Snarled at the extremities as if caught by the scorching oil mid-swim, the flaxen fillets were too hot to eat. I took a piece of toast instead and, with my other hand, massaged some of the catfish between my forefinger and thumb. Only the slightest glint of oil rubbed off, along with a dusting of toasty corn flour molecules that tasted like popcorn on the tongue. Then, a bite, followed by the clean, white taste of fresh catfish. This was Barrow's alright.
Sadly, nothing has been quite right since: I've returned to the new Barrow's twice, and the fried catfish wasn't up to its legacy either time. Once during dinner the cornmeal batter exhibited the limp, unyielding, plastic-like texture of a softshell crab past its prime, as if it had been fried much earlier and reheated to order. A few days later, at lunch, the batter had been revived to a sprite, spicy crunch, but the fish itself looked and tasted muddy-gray.
Did it ease my disenchantment that the chopped yellow potato salad shot through with pickle relish was just as it always has been, that the white buttered toast was still as salty and addicting as a potato chip, and that the servers out-sweetened the tea? Maybe a little.
And there are other pluses to note. Catfish platters still come in three enormous sizes -- regular ($14), medium ($15) and large ($16) -- and servers still smile and offer an extra salad when two diners ask to split the smallest one. Alcohol is not an option at either place, which lends the Barrow's catfish experience a lemonade-like wholesomeness you learn to love.

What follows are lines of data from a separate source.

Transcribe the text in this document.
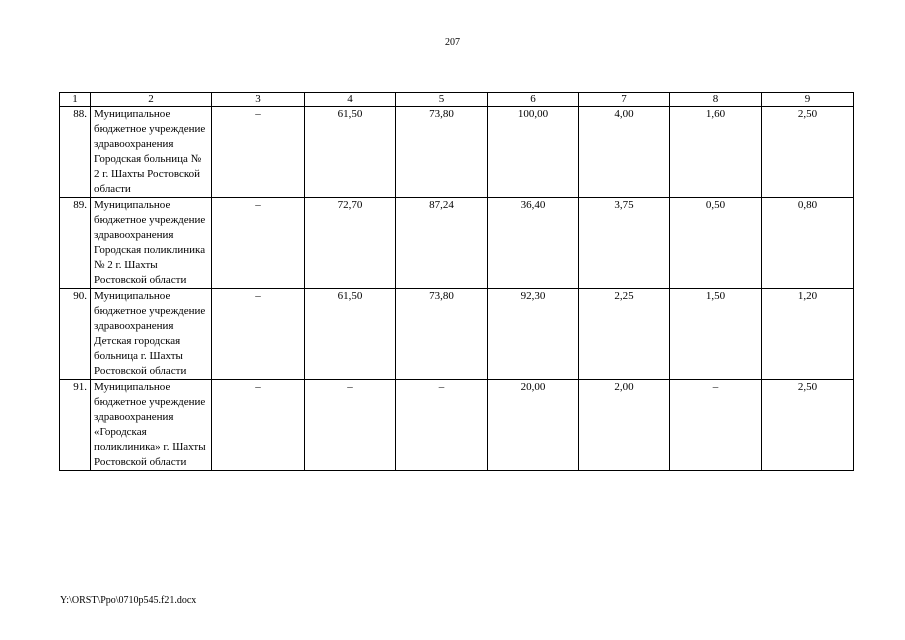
207
1	2	3	4	5	6	7	8	9
88.	Муниципальное бюджетное учреждение здравоохранения Городская больница № 2 г. Шахты Ростовской области	–	61,50	73,80	100,00	4,00	1,60	2,50
89.	Муниципальное бюджетное учреждение здравоохранения Городская поликлиника № 2 г. Шахты Ростовской области	–	72,70	87,24	36,40	3,75	0,50	0,80
90.	Муниципальное бюджетное учреждение здравоохранения Детская городская больница г. Шахты Ростовской области	–	61,50	73,80	92,30	2,25	1,50	1,20
91.	Муниципальное бюджетное учреждение здравоохранения «Городская поликлиника» г. Шахты Ростовской области	–	–	–	20,00	2,00	–	2,50
Y:\ORST\Ppo\0710p545.f21.docx
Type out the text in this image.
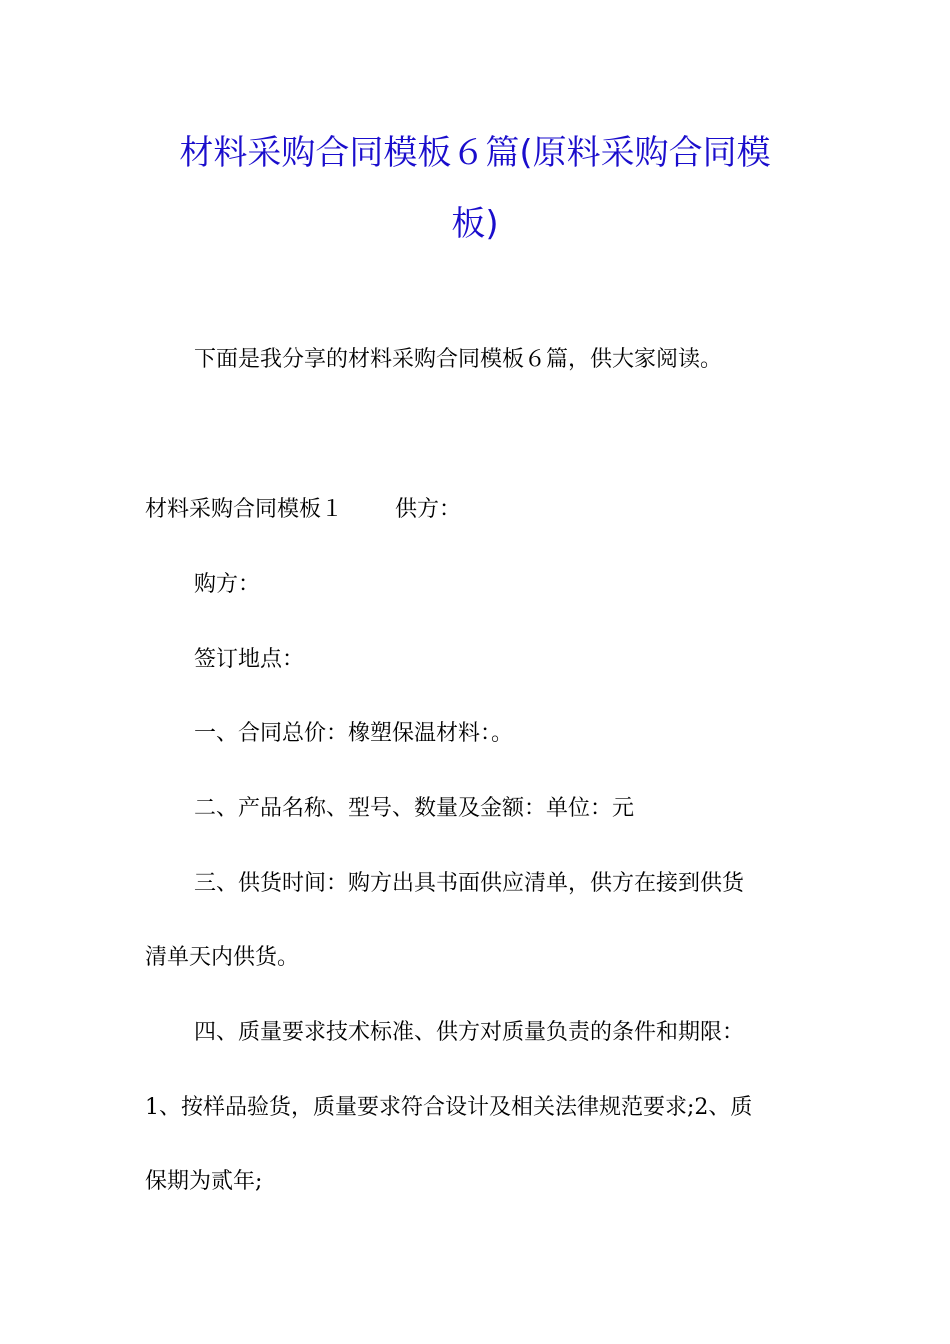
材料采购合同模板６篇(原料采购合同模
板)

下面是我分享的材料采购合同模板６篇，供大家阅读。

材料采购合同模板１ 供方：

购方：

签订地点：

一、合同总价：橡塑保温材料：。

二、产品名称、型号、数量及金额：单位：元

三、供货时间：购方出具书面供应清单，供方在接到供货

清单天内供货。

四、质量要求技术标准、供方对质量负责的条件和期限：

1、按样品验货，质量要求符合设计及相关法律规范要求;2、质

保期为贰年;
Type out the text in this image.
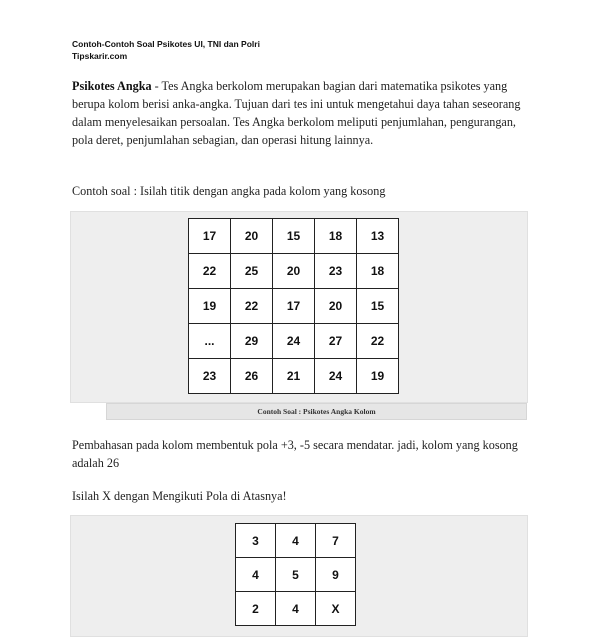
Contoh-Contoh Soal Psikotes UI, TNI dan Polri
Tipskarir.com
Psikotes Angka - Tes Angka berkolom merupakan bagian dari matematika psikotes yang berupa kolom berisi anka-angka. Tujuan dari tes ini untuk mengetahui daya tahan seseorang dalam menyelesaikan persoalan. Tes Angka berkolom meliputi penjumlahan, pengurangan, pola deret, penjumlahan sebagian, dan operasi hitung lainnya.
Contoh soal : Isilah titik dengan angka pada kolom yang kosong
17	20	15	18	13
22	25	20	23	18
19	22	17	20	15
...	29	24	27	22
23	26	21	24	19
Contoh Soal : Psikotes Angka Kolom
Pembahasan pada kolom membentuk pola +3, -5 secara mendatar. jadi, kolom yang kosong adalah 26
Isilah X dengan Mengikuti Pola di Atasnya!
3	4	7
4	5	9
2	4	X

I even surprised myself by not minding the extended menu here, even though so much of the original Barrow's charm results from the absence of choice; you can't blame a new generation of owners for putting its own mark on a timeworn business, as long as the changes are respectable. The kitchen grills a fine rib-eye steak, and the crawfish and corn bisque thrives on the essence of its two main ingredients. There's a convincing smoke on the barbecue ribs, the dark baked beans have a pleasant, cherry sno-ball sweetness, and the blackened shrimp pasta special was the best-executed entree on the table one evening -- rich in concept and in butter. All of this is well and good if you didn't come for the catfish, which, two times out of three, wasn't as delicious as its legacy.